Hedi Slimane has been designing to the beat of his own drum for years and his Celine AW20 collection was no different. His latest collection looked at french savoir-faire cum ‘70s, that something something that makes you wonder how do the models look so chic in nothing but a pair of jeans and a blazer? The collection was an explosion of pussy-bow shirts and poet shirts that appeared on the runway in graphic prints including polka dot, python and leopard, paralleled with their more expensive siblings in sequins and embroidered cotton.

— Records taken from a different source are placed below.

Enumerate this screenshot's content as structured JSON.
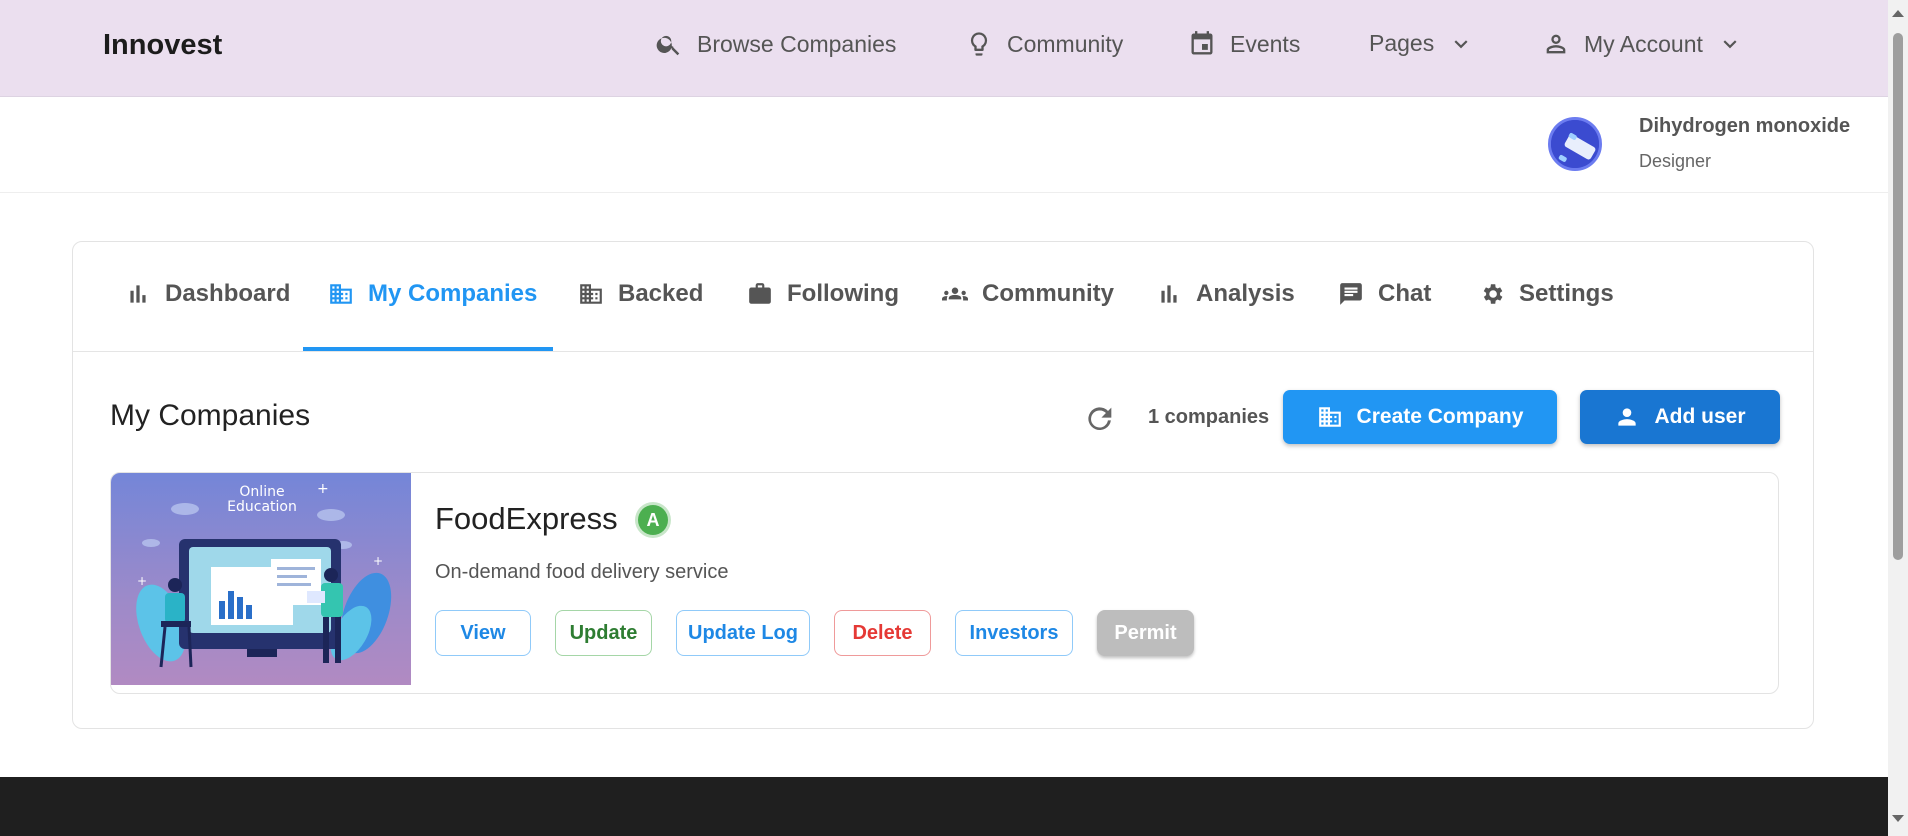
{
  "topbar": {
    "brand": "Innovest",
    "nav": {
      "browse": "Browse Companies",
      "community": "Community",
      "events": "Events",
      "pages": "Pages",
      "account": "My Account"
    }
  },
  "user": {
    "name": "Dihydrogen monoxide",
    "role": "Designer"
  },
  "tabs": [
    {
      "label": "Dashboard",
      "icon": "bar-chart-icon"
    },
    {
      "label": "My Companies",
      "icon": "building-icon",
      "active": true
    },
    {
      "label": "Backed",
      "icon": "building-icon"
    },
    {
      "label": "Following",
      "icon": "briefcase-icon"
    },
    {
      "label": "Community",
      "icon": "people-icon"
    },
    {
      "label": "Analysis",
      "icon": "bar-chart-icon"
    },
    {
      "label": "Chat",
      "icon": "chat-icon"
    },
    {
      "label": "Settings",
      "icon": "gear-icon"
    }
  ],
  "main": {
    "title": "My Companies",
    "count": "1 companies",
    "create_label": "Create Company",
    "add_user_label": "Add user"
  },
  "company": {
    "name": "FoodExpress",
    "badge": "A",
    "description": "On-demand food delivery service",
    "thumbnail_text": "Online Education",
    "actions": {
      "view": "View",
      "update": "Update",
      "update_log": "Update Log",
      "delete": "Delete",
      "investors": "Investors",
      "permit": "Permit"
    }
  },
  "colors": {
    "accent": "#2196f3",
    "topbar_bg": "#ebdfef",
    "footer_bg": "#1f1f1f",
    "badge_green": "#4caf50"
  }
}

The 111-look collection could use some editing, however that is not in Hedi Slimane’s nature – he knows what works and what doesn’t. Next to the luxurious velvet that reflected its plush surface from the front row to the last, the collection also featured some unexpected pieces. Hold your horses, crop tops for men and sequinned capri trousers? When it’s Celine it somehow works. Marching band detailing and sequinned flowers outlined the outerwear, as the show came to a close. What truly stood out this season, was Slimane’s decision to not close his show with his most intricate and expensive gown, instead, the designer opted for a sleek daytime velvet tuxedo, paired with wide-leg shorts, a ruffle shirt and a bow tie, truly underlining his vision for the brand he has re-envisioned for the past two years.